PayPal allowed a bloke called Kursad Zafer Cire, who was named by the US State Department in 2009 as an associate of Abdul Qadeer Khan, the Pakistani scientist who provided nuclear know-how to Iran, Libya and North Korea.
Cire’s name was added to the Treasury Department’s list of “specially designated nationals” who have been specifically named as being under sanctions by the US for their involvement in terrorism, programmes involving weapons of mass destruction, drug cartels or other major illicit activities.
Between October 2009 and April 2013, PayPal processed 136 transactions totaling $7,091 to or from an account registered in his name.
First, PayPal failed to identify the account as being related to a specially designated national, but later in 2009 the account was flagged five times. Each time PayPal risk operations agents dismissed the alerts without requesting additional information to clarify whether the account did indeed belong to someone under sanctions.
In 2013, PayPal requested additional information from its customer, and received a copy of his passport.
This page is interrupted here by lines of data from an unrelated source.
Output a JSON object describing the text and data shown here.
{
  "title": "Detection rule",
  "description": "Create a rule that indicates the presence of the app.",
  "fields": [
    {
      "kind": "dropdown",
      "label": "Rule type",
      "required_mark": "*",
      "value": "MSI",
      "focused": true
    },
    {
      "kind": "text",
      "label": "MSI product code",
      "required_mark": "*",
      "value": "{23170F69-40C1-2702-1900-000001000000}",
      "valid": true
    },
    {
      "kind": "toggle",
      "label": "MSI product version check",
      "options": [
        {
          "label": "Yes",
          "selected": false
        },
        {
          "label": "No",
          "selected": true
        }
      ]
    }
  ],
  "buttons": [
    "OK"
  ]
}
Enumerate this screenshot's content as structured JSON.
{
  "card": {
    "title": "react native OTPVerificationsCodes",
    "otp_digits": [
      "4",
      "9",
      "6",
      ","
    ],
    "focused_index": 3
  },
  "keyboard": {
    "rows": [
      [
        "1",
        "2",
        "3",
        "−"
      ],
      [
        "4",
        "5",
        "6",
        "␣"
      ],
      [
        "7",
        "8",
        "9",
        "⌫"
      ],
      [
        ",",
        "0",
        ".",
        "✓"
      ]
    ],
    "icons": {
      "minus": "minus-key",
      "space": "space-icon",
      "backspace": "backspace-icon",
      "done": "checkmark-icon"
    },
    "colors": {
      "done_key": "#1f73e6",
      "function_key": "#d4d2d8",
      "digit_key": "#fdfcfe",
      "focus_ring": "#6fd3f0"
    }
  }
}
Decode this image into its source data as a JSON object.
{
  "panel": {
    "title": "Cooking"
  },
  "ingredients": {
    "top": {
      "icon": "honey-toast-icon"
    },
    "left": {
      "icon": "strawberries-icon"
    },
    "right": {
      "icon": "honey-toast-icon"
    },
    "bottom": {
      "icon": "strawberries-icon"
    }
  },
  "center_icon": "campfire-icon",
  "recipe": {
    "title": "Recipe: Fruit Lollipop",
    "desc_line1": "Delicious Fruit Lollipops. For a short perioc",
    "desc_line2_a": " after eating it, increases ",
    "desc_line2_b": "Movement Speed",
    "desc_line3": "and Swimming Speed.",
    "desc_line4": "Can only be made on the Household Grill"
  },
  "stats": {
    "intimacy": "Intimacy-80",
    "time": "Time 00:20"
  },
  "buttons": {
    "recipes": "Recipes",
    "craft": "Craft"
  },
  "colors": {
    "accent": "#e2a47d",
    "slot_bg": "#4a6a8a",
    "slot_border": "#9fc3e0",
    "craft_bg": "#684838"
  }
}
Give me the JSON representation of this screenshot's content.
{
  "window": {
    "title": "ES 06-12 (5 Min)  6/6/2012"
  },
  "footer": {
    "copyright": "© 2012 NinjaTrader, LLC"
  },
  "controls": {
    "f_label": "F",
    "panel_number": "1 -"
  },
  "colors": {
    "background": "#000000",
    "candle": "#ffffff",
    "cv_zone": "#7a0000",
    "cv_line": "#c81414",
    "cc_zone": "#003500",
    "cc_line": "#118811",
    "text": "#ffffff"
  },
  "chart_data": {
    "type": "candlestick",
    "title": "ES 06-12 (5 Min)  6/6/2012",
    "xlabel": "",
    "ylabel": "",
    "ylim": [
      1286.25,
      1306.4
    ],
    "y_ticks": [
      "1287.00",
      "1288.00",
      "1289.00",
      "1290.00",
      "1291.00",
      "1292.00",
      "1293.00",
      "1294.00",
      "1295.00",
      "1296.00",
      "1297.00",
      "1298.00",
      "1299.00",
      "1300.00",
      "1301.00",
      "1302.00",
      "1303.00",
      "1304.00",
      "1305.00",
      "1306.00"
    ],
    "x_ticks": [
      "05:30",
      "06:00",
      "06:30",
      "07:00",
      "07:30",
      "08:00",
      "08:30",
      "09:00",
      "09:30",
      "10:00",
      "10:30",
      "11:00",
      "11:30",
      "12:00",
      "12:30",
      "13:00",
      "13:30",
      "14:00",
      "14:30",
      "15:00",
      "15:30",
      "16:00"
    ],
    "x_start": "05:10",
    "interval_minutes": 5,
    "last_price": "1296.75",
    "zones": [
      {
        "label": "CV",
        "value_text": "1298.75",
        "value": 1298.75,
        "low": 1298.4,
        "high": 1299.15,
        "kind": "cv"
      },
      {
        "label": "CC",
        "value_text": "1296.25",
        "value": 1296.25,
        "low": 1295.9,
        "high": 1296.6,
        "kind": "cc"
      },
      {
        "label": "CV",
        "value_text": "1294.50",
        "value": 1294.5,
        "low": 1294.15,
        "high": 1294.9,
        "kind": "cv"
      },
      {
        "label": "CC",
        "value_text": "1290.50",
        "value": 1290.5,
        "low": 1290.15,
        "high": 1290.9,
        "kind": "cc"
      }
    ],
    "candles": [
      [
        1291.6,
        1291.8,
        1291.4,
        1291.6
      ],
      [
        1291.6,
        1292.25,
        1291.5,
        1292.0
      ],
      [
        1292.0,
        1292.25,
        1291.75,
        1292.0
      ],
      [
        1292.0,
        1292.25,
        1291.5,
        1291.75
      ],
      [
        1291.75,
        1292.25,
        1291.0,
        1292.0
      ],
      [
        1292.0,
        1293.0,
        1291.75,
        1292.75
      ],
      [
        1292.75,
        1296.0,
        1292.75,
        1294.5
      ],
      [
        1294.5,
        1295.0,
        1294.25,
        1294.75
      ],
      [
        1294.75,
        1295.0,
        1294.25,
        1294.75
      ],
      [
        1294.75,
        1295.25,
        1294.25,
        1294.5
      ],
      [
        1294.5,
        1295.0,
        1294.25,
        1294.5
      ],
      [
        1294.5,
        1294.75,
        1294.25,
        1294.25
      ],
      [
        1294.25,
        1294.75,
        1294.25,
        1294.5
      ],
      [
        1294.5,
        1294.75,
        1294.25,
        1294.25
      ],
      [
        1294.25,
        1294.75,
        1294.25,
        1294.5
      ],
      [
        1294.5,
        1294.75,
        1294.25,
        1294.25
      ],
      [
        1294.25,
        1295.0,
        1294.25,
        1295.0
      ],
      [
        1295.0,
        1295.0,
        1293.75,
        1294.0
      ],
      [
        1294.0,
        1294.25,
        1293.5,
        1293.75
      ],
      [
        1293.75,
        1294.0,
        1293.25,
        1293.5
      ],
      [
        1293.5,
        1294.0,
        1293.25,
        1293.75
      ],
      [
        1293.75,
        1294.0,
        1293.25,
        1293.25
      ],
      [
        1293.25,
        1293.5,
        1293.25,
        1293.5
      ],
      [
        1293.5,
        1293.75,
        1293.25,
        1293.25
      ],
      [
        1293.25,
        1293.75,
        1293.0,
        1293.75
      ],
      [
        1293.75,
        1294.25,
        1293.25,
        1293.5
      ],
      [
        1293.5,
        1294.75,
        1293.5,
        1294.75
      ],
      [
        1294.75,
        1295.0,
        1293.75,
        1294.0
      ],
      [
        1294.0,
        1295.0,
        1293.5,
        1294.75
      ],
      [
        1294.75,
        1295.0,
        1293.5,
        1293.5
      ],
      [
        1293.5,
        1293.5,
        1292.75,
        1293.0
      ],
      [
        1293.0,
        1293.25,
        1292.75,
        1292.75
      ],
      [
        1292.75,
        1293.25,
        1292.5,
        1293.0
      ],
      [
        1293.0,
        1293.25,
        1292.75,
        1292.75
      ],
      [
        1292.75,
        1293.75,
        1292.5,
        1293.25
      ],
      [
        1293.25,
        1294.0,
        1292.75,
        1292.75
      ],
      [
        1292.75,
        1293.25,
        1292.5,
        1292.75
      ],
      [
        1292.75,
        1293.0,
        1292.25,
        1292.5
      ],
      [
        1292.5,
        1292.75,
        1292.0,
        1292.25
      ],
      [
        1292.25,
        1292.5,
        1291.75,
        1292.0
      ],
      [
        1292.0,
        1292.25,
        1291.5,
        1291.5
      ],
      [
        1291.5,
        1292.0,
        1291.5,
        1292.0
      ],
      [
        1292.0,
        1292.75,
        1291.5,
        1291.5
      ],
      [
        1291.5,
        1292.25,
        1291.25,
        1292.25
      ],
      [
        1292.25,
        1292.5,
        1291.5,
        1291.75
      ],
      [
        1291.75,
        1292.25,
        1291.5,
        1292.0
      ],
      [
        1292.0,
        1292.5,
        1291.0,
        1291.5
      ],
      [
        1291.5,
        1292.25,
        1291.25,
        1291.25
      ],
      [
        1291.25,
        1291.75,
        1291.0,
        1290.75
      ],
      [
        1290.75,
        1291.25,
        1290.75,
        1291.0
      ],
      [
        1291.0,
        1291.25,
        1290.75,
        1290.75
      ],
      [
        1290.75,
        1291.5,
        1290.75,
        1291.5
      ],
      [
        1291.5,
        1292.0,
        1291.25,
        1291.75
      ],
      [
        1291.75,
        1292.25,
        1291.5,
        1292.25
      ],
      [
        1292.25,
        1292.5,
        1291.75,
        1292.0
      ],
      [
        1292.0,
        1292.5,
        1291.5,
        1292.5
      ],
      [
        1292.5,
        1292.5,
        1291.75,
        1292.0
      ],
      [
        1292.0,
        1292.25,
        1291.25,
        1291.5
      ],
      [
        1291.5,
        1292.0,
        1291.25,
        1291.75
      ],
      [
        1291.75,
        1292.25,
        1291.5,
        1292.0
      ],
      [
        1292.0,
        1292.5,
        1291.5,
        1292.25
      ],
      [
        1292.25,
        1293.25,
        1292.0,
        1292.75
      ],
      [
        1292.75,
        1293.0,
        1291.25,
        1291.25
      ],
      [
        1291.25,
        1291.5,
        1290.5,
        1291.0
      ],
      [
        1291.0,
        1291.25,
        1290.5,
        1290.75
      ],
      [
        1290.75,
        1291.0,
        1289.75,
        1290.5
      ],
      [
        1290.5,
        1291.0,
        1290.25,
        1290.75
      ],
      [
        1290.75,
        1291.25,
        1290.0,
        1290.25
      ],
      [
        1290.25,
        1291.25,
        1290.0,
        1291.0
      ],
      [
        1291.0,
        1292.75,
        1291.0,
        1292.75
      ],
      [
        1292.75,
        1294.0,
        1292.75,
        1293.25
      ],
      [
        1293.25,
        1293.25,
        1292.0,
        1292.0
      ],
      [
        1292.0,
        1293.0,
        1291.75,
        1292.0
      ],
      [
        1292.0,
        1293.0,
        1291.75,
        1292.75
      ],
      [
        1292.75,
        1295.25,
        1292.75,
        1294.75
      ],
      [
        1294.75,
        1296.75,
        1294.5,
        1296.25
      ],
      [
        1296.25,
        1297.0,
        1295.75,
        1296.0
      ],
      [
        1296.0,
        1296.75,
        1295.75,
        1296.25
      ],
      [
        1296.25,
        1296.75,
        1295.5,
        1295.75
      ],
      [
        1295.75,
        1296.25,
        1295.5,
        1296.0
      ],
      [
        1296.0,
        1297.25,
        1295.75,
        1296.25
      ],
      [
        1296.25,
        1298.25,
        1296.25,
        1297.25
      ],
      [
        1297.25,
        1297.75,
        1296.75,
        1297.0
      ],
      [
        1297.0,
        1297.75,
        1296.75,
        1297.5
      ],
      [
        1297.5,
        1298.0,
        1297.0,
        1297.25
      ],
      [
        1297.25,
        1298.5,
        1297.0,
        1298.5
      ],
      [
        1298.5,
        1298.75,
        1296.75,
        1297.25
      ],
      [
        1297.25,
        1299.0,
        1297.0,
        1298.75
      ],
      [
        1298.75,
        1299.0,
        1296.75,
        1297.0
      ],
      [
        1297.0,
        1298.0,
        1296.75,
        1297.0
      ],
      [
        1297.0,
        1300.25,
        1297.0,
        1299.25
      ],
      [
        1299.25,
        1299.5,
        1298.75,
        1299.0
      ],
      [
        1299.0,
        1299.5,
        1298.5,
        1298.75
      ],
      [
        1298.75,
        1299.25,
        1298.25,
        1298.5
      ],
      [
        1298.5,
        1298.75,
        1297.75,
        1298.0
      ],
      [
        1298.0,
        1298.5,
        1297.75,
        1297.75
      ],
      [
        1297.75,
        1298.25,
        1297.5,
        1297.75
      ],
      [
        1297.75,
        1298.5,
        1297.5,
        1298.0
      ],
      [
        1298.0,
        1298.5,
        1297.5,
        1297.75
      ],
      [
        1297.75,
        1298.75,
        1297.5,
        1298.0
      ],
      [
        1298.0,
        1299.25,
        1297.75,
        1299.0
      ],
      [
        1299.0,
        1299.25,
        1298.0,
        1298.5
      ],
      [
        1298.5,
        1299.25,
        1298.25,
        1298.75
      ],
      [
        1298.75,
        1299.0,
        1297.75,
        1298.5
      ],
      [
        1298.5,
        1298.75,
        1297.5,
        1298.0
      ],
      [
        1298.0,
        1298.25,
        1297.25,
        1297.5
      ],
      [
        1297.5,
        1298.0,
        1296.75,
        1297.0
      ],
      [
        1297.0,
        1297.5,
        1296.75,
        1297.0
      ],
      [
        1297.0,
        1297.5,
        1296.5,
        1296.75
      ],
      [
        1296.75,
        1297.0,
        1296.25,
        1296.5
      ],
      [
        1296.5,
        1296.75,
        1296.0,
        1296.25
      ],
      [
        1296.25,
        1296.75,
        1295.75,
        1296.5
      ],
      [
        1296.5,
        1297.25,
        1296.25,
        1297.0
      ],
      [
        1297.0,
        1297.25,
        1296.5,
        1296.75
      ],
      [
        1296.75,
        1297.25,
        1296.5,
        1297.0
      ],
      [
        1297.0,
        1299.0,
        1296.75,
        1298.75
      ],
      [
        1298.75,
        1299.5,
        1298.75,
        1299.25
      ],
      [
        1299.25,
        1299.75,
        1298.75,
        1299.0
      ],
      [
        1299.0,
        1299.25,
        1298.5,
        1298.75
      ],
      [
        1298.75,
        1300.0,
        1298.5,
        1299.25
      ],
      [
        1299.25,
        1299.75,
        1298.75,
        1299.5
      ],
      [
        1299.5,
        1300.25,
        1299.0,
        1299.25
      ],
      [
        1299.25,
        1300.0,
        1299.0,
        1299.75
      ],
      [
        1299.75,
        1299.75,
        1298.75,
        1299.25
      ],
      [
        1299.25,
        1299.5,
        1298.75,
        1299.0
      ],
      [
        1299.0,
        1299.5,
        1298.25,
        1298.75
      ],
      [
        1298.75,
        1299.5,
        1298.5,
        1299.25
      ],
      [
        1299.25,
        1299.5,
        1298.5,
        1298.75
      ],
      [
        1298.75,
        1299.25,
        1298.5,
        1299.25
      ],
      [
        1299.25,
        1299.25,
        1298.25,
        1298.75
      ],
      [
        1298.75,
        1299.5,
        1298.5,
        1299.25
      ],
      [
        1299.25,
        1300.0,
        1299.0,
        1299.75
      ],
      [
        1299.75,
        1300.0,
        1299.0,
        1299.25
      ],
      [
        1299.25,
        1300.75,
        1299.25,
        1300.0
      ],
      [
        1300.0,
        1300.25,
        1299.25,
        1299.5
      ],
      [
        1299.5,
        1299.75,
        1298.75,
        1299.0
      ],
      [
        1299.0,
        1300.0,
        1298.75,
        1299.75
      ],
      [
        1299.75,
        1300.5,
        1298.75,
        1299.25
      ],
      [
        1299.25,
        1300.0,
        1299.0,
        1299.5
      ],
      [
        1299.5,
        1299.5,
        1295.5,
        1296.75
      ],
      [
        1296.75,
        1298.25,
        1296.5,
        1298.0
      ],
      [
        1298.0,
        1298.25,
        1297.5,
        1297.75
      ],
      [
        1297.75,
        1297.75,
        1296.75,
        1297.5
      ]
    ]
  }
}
The name, birth date and place of birth exactly matched the person listed on the specially designated nationals list, but PayPal again approved the transfer.
It wasn’t until it was flagged for the seventh time, on April 3, 2013, that the account was blocked and reported to the Treasury Department.
PayPal allowed transactions to proceed although they contained specific references to countries under sanction, such as “Iran,” “Cuba,” “Tehran,” “Khartoum” or “Sudan.”
PayPal brought new management into its compliance division in 2011 to strengthen its controls, which also counted as a mitigating factor.
The company said that over the last two years it has built a new payment scanning system that allows for “real-time scanning of potentially sanctioned payments before they are processed.”